D.C.’s Mid-Atlantic obsessed restaurant, The Dabney, is serving a new cocktail that’s even more Maryland than the Orange Crush. (Don’t worry, Natty Boh is still safe from this superlative.) There, bar director Tyler Hudgens feeds off the energy in the kitchen where Chef Jeremiah Langhorne whips up dishes with America’s food history in mind. “You can tell the history of the world through alcohol,” Hudgens says. “It’s not always the most reliable because you have people drinking copious amounts of booze, but you get some of the best stories.”

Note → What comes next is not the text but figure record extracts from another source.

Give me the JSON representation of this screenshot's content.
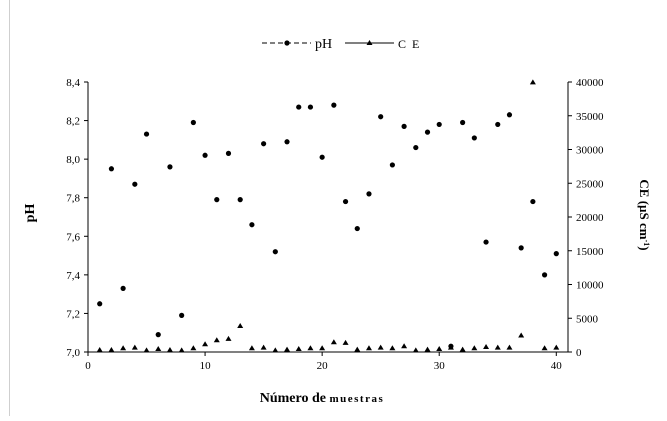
{
  "chart_data": {
    "type": "scatter",
    "xlabel_main": "Número de",
    "xlabel_small": "muestras",
    "ylabel_left": "pH",
    "ylabel_right_base": "CE (µS cm",
    "ylabel_right_sup": "-1",
    "ylabel_right_close": ")",
    "x_ticks": [
      "0",
      "10",
      "20",
      "30",
      "40"
    ],
    "x_range": [
      0,
      41
    ],
    "y_left_ticks": [
      "7,0",
      "7,2",
      "7,4",
      "7,6",
      "7,8",
      "8,0",
      "8,2",
      "8,4"
    ],
    "y_left_range": [
      7.0,
      8.4
    ],
    "y_right_ticks": [
      "0",
      "5000",
      "10000",
      "15000",
      "20000",
      "25000",
      "30000",
      "35000",
      "40000"
    ],
    "y_right_range": [
      0,
      40000
    ],
    "legend_position": "top-center",
    "series": [
      {
        "name": "pH",
        "axis": "left",
        "legend_style": "dashed line with circle marker",
        "marker": "circle",
        "points": [
          [
            1,
            7.25
          ],
          [
            2,
            7.95
          ],
          [
            3,
            7.33
          ],
          [
            4,
            7.87
          ],
          [
            5,
            8.13
          ],
          [
            6,
            7.09
          ],
          [
            7,
            7.96
          ],
          [
            8,
            7.19
          ],
          [
            9,
            8.19
          ],
          [
            10,
            8.02
          ],
          [
            11,
            7.79
          ],
          [
            12,
            8.03
          ],
          [
            13,
            7.79
          ],
          [
            14,
            7.66
          ],
          [
            15,
            8.08
          ],
          [
            16,
            7.52
          ],
          [
            17,
            8.09
          ],
          [
            18,
            8.27
          ],
          [
            19,
            8.27
          ],
          [
            20,
            8.01
          ],
          [
            21,
            8.28
          ],
          [
            22,
            7.78
          ],
          [
            23,
            7.64
          ],
          [
            24,
            7.82
          ],
          [
            25,
            8.22
          ],
          [
            26,
            7.97
          ],
          [
            27,
            8.17
          ],
          [
            28,
            8.06
          ],
          [
            29,
            8.14
          ],
          [
            30,
            8.18
          ],
          [
            31,
            7.03
          ],
          [
            32,
            8.19
          ],
          [
            33,
            8.11
          ],
          [
            34,
            7.57
          ],
          [
            35,
            8.18
          ],
          [
            36,
            8.23
          ],
          [
            37,
            7.54
          ],
          [
            38,
            7.78
          ],
          [
            39,
            7.4
          ],
          [
            40,
            7.51
          ]
        ]
      },
      {
        "name": "C E",
        "axis": "right",
        "legend_style": "solid line with triangle marker",
        "marker": "triangle",
        "points": [
          [
            1,
            150
          ],
          [
            2,
            150
          ],
          [
            3,
            400
          ],
          [
            4,
            500
          ],
          [
            5,
            100
          ],
          [
            6,
            300
          ],
          [
            7,
            150
          ],
          [
            8,
            100
          ],
          [
            9,
            400
          ],
          [
            10,
            1000
          ],
          [
            11,
            1600
          ],
          [
            12,
            1800
          ],
          [
            13,
            3700
          ],
          [
            14,
            400
          ],
          [
            15,
            500
          ],
          [
            16,
            100
          ],
          [
            17,
            200
          ],
          [
            18,
            300
          ],
          [
            19,
            400
          ],
          [
            20,
            400
          ],
          [
            21,
            1300
          ],
          [
            22,
            1200
          ],
          [
            23,
            200
          ],
          [
            24,
            400
          ],
          [
            25,
            500
          ],
          [
            26,
            400
          ],
          [
            27,
            700
          ],
          [
            28,
            100
          ],
          [
            29,
            200
          ],
          [
            30,
            300
          ],
          [
            31,
            500
          ],
          [
            32,
            200
          ],
          [
            33,
            400
          ],
          [
            34,
            600
          ],
          [
            35,
            500
          ],
          [
            36,
            500
          ],
          [
            37,
            2300
          ],
          [
            38,
            39800
          ],
          [
            39,
            400
          ],
          [
            40,
            500
          ]
        ]
      }
    ]
  }
}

Hudgens new tipple, “Waterman and Steamer Captains,” starring Maryland-made Lyon Sailors Reserve Bourbon-Barrel rum, takes Washingtonians back to the time of Prohibition on the Chesapeake Bay. “Most of us think of Prohibition as synonymous with backwoods stills and NASCAR-style races down unlit country roads,” Hudgens says. “Now picture those races over water.”

She explains that stills of rum were hidden across the Chesapeake Bay watershed’s thousands of tributaries, and various watermen and steamer captains would boat out to the rum line (then two or three miles off shore) and illegally bring the rum back into the U.S. via the Chesapeake Bay. Someone please produce a Netflix series about grizzly characters pulling up bottles from crab traps, stat!

Most of the rum haul wound up in Charm City. “Maryland never enforced prohibition, and Baltimore was a notoriously ‘wet’ city throughout the decade-long ban on alcohol,” Hudgens continues. While most associate whiskey, and more specifically moonshine, with the 1920s and the 1930s, rum was a popular distillate because it was easy to produce and accessible, thanks to the proximity to the Caribbean.

The drink ($13) also contains H&H Madeira Rainwater, a bold fortified wine most similar to port, that was used to toast the signing of the Declaration of Independence, plus Sibona Amaro and a bay leaf garnish.

Hudgens is happy to talk history with anyone who sits down at her bar. “At first we were nervous about shoving too much information at people because we didn’t want to be pretentious blowhards with five minutes of talking points, but now people are like, ‘they’re doing cool stuff, we want to hear about it.'”

As for what’s next for The Dabney, Hudgens hints at a build-out of the basement that would feature a more casual, low-key atmosphere, where guests could pair charcuterie and oysters with aperitifs.